Across the full set of eukaryotic stem lengths for our dataset (5,850 stems), we observed a wide distribution with a sharp maximum close to 0.05, highly reminiscent of the previous findings eukaryogenesis 26 (Figure 5B). However, in our analysis, the stems for genes of alphaproteobacterial origin were significantly (p ≈ 9.9x10‑6; Figure 5) longer than those of Asgard origin, and longer than those of other major bacterial contributors as well (Figure 5B). Comparison of the stem length distributions across functional classes of genes (Figure 5A) suggested an explanation for these observations. The shortest stems belong to the Genetic Information Processing functional category, belying our expectations of these genes being the longest-residing genes in the nascent eukaryotic lineage. We suggest that another major determinant of the relative stem length of a gene is the amount of adaptive evolution post-acquisition, which is necessary to adjust the newly acquired gene to the alien intracellular molecular environment. Thus, genes inherited from the Asgard ancestor, in particular, those involved in information processing, were pre-adapted to the cellular environment of the evolving protoeukaryotes, whereas genes acquired from radically different bacterial sources had to substantially adapt post-acquisition, increasing the apparent lengths of their pre-LECA stems. A case in point is the set of oxidative phosphorylation components, which were apparently acquired during the mitochondrial symbiogenesis, and thus, simultaneously, from the same donor.
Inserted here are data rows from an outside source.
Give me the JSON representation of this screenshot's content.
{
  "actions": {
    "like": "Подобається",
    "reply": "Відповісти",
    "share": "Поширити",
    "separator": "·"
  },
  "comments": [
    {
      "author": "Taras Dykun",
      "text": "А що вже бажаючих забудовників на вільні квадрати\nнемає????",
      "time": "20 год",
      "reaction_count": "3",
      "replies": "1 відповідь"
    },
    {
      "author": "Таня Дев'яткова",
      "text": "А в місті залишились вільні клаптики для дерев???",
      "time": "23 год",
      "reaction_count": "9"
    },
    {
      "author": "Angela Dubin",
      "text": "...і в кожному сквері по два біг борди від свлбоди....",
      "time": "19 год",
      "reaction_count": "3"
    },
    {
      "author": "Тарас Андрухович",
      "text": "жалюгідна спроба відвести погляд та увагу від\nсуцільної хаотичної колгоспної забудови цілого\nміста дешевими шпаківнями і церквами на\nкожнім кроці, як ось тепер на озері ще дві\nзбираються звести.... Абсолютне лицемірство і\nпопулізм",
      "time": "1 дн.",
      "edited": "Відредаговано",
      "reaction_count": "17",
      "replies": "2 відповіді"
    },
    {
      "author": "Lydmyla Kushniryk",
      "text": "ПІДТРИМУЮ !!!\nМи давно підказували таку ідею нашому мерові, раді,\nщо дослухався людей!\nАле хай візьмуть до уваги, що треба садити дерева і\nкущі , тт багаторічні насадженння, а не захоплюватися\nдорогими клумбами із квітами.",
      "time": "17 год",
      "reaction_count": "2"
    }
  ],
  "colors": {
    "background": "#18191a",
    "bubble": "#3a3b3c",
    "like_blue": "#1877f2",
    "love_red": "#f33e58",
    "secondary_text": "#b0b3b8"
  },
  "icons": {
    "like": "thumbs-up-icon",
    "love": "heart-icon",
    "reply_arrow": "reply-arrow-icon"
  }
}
The distribution of their stem lengths (Figure 5A) was as broad as that for proteins of other functional classes (Figure 5A and Extended Data Figure 7), demonstrating that stem lengths are mostly determined by factors other than the acquisition time. Thus, our stem length analysis failed to provide unequivocal resolution of the temporal order of the prokaryotic contributions to eukaryogenesis. Nevertheless, the results appear to be compatible with the capture of the alphaproteobacterial endosymbiont by a host that was already on the path to eukaryotic-like complexification, along with capture of genes from various bacteria at different stages of eukaryogenesis.